NHS England is responsible for the budget, planning, and day-to-day operation of health services in England. It came into being as a result of the Conservative/Liberal Democrat coalition’s Health and Social Care Act 2012, aimed at laying the framework for the wholesale privatisation of the NHS.
In December, outgoing NHS England chief executive Sir Bruce Keogh drew up plans for the health care system to be totally “redesigned.” The plans called for up to 70 A&E units to become Major Emergency Centres, and the remaining 70-100 units to be downgraded to ordinary non-specialist Emergency Centres.
According to a list provided by the Labour Party ahead of the Clause 119 vote, a total of 32 hospitals trusts are now at risk of downgrade or closure as a result of its passage.
Major hospitals are threatened in densely populated urban areas, including London, Greater Manchester, Northampton, Plymouth, Portsmouth, Shrewsbury and Telford, Derby, Peterborough, Cambridge, Kettering and Milton Keynes. According to the NHS regulators Monitor, 20 trusts are expected to end 2013-2014 in debt. Another 12 foundation trusts are already under enforcement action, ordered by Monitor, as they may not be capable of delivering required health services.
Labour voted against Clause 119, the latest episode in its posture as the defender of the NHS. While voting against the specific clause, Labour is not opposed to hospital closures, preferring instead, in the words of Shadow Health Secretary Andy Burnham, that “Hospital closures should be determined by clinical reasons, not financial ones”.
More importantly, it was the previous Labour government that introduced the NHS special administrator regime in the first place in its 2009 Health Act. Putting forward Clause 119, Poulter was able to point out that Burnham had said on June 8, 2009, “The vast majority of trusts perform well, but in the rare instances where that is not the case, there must be transparent processes in place to deal with poor performance.” Poulter continued, “I completely agree with those words.... This is Labour’s regime, which it now tries to disown in opposition.”
Prior to voting against Clause 119, Labour had planned to back Burstow’s amendment, as had Caroline Lucas, the Green Party’s only MP.
In the parliamentary debate, Labour MP Heidi Alexander was forced to acknowledge that Burstow’s amendment “leaves clause 119 in the Bill, so it still allows an administrator appointed to a failing hospital trust to make recommendations about services provided at successful neighbouring hospitals, which are not part of the trust to which the administrator has been appointed.”

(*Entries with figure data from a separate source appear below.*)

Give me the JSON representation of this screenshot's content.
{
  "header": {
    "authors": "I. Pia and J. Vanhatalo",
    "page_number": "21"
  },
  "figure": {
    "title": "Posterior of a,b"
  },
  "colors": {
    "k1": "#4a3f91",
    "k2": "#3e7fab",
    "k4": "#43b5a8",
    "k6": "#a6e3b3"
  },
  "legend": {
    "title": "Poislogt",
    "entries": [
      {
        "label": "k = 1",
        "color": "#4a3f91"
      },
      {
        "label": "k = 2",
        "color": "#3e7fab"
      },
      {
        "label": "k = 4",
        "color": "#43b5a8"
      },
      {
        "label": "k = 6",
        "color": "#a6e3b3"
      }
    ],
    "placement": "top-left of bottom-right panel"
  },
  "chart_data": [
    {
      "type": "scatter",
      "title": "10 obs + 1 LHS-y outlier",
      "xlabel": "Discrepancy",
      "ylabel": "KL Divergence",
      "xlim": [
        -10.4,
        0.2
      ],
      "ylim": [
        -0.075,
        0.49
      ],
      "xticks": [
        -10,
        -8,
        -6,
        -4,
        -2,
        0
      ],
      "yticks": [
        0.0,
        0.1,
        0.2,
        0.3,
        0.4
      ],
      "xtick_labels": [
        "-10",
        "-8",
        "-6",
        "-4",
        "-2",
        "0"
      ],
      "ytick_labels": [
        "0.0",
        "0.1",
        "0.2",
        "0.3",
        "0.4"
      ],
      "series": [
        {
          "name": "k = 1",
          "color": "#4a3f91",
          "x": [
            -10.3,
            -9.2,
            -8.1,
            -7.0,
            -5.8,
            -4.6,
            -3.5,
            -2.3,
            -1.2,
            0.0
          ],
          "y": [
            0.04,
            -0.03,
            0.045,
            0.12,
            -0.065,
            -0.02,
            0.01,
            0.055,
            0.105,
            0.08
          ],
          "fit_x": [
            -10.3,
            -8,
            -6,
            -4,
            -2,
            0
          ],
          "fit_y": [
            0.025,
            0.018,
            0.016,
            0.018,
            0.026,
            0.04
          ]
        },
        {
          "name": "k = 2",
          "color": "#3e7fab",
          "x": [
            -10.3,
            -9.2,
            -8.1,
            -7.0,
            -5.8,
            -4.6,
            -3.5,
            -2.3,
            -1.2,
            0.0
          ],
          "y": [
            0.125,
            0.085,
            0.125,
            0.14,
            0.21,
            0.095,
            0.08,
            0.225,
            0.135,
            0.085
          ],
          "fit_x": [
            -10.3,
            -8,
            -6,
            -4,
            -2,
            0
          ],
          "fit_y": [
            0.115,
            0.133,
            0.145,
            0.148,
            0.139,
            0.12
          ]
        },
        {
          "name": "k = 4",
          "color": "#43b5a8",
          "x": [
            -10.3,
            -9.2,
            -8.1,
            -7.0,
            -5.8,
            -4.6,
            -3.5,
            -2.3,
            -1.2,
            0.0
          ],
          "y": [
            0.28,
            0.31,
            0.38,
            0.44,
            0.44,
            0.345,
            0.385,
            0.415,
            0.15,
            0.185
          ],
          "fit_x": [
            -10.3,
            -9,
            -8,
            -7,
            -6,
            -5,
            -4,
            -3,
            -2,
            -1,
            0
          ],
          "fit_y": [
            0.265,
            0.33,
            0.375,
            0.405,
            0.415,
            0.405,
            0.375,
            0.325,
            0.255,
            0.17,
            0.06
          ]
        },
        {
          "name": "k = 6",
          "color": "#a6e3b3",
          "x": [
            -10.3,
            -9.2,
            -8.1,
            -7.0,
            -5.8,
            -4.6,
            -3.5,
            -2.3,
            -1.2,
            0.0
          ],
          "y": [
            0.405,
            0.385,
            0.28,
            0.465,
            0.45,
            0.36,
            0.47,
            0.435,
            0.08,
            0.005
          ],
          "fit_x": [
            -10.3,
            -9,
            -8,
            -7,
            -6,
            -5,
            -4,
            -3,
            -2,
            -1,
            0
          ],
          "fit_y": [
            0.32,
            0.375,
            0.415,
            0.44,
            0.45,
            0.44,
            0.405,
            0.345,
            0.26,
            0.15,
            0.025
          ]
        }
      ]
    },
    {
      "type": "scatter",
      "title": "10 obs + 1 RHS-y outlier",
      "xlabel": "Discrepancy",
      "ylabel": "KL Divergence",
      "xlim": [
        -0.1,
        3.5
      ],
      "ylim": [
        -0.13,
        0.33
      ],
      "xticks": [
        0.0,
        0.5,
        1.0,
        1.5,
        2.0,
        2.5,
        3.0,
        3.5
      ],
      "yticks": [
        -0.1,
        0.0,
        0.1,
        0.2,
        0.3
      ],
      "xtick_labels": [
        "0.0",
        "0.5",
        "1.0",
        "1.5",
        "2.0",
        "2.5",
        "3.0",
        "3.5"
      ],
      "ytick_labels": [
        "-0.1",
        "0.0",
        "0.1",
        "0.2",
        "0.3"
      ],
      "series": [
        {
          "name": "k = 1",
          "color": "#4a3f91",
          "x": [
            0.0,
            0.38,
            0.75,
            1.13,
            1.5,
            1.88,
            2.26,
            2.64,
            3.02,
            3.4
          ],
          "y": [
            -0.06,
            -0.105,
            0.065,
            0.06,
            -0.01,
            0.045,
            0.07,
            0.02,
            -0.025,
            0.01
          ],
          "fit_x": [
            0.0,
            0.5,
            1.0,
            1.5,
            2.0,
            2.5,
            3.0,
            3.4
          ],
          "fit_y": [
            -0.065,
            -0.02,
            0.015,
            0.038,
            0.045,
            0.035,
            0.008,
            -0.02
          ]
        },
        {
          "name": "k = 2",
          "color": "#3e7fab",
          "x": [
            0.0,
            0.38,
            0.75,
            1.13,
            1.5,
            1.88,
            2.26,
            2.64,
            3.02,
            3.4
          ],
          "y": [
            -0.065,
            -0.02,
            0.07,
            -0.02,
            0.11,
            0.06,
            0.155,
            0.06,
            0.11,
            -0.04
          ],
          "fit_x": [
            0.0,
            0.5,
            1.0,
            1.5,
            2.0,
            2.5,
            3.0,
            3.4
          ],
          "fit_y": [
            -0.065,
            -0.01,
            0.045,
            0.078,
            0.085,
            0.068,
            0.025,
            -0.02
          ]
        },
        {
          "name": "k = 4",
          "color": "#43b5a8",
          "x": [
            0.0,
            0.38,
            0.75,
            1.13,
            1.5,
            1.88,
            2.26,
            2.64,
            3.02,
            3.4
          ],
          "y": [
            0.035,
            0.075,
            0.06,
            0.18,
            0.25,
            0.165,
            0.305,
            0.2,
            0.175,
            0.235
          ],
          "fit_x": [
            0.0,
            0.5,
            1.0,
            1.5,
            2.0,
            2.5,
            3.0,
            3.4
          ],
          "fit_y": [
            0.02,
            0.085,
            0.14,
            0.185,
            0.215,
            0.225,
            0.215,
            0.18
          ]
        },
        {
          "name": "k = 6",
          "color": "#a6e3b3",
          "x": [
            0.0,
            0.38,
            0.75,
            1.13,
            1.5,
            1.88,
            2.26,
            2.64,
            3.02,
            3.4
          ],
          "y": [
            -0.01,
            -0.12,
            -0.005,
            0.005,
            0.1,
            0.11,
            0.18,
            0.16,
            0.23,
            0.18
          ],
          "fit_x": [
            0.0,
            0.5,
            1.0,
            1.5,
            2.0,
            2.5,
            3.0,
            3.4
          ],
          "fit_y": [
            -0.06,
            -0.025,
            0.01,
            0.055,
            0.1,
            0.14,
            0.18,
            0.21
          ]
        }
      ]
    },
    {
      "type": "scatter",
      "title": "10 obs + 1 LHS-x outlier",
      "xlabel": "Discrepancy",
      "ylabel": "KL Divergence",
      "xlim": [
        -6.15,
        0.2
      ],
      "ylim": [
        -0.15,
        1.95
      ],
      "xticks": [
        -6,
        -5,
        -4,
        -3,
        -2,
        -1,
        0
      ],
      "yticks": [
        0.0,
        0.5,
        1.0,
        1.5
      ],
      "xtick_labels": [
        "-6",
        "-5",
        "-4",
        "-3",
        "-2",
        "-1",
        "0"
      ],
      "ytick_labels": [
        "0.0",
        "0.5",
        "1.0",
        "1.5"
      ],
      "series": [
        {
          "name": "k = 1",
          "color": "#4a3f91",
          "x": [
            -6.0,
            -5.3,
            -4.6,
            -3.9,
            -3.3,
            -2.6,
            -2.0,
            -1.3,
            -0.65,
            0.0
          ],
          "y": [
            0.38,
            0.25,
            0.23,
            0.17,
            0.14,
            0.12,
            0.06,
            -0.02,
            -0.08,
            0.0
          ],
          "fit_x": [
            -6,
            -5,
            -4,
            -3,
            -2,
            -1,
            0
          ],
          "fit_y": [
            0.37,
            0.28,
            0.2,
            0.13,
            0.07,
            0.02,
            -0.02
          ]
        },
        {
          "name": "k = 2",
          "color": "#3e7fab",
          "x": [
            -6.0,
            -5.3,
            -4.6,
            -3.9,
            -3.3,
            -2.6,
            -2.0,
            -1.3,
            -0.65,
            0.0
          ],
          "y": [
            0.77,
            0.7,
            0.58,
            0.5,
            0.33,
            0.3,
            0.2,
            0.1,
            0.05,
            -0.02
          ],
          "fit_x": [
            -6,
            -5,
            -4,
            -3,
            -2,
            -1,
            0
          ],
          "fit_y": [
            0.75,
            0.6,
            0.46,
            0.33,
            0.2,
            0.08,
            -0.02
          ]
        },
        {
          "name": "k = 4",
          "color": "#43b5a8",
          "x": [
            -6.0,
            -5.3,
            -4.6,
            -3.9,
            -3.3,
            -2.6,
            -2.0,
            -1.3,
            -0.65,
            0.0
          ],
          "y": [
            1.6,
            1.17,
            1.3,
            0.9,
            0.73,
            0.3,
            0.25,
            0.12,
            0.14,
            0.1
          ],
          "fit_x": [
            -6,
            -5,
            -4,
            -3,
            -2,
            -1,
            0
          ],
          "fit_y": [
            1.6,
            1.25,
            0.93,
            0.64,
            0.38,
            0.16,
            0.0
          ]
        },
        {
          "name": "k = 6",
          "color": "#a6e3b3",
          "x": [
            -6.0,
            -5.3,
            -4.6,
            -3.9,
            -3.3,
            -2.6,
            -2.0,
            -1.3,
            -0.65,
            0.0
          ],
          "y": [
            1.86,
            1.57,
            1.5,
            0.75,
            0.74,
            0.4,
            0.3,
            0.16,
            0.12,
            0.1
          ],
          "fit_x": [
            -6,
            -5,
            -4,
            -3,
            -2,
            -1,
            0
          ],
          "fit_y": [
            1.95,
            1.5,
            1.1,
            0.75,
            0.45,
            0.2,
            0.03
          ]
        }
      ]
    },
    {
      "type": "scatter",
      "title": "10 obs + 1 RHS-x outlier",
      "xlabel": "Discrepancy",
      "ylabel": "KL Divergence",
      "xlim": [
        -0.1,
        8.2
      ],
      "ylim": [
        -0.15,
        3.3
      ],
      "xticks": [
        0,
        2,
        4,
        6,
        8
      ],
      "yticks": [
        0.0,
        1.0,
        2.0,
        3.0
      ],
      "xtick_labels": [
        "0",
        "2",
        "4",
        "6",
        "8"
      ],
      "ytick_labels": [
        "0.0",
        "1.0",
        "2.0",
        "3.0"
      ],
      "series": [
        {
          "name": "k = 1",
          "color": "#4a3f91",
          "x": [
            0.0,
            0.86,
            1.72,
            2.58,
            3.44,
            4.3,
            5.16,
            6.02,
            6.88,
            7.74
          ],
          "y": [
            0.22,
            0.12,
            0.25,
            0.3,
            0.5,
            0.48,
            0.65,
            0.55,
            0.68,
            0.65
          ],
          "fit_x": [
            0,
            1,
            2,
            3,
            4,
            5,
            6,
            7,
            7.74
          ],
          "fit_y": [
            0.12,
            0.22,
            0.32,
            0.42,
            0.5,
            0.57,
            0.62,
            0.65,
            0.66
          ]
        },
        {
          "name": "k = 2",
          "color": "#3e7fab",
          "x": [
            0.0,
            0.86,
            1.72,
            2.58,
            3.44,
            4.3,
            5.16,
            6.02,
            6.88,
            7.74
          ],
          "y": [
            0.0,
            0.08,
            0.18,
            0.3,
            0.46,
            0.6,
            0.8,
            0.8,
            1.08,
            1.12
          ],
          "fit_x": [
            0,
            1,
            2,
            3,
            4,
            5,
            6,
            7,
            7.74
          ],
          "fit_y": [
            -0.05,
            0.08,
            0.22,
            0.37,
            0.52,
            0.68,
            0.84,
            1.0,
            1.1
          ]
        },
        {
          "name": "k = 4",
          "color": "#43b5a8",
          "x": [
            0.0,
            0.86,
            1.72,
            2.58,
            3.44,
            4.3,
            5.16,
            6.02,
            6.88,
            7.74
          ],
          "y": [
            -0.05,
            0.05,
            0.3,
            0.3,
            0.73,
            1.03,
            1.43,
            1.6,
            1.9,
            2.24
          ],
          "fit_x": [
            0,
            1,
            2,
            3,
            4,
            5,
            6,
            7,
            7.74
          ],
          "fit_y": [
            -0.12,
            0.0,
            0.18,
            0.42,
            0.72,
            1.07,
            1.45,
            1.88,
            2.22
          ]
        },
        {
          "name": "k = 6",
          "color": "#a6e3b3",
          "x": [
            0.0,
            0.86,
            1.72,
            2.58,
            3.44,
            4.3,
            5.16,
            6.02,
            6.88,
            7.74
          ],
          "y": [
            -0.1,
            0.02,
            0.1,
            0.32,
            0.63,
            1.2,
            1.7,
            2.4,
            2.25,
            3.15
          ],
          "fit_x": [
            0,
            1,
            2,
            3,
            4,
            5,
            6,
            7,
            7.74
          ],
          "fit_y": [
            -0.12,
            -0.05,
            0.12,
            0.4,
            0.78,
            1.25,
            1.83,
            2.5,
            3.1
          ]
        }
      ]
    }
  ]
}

The trade unions have once again allowed a grave assault on the NHS with barely a whimper coming from their direction. Unison, the main public sector union, with nearly half a million members employed in the NHS, did not organise a single protest. In fact, the union does not even mention the existence of Clause 119 on the news or campaign areas of its health section web site.
The Unite union has 100,000 members in the health service. It organised a token one-hour event outside parliament, addressed by Burnham, on the morning of the vote. Just a few dozen people were in attendance. Unite head of health Rachel Maskell spoke and told those attending that everything depended on convincing coalition MPs to vote against Clause 119. She said, “we are going to lose our NHS if people tonight don’t vote against this clause”. This was an appeal to the same MPs who have already imposed billions in NHS cuts and passed the necessary legislation to fully privatise the health service.
Once Clause 119 was voted through, Unite then advised its members only to “email or tweet your MP to demand why they backed” Clause 119.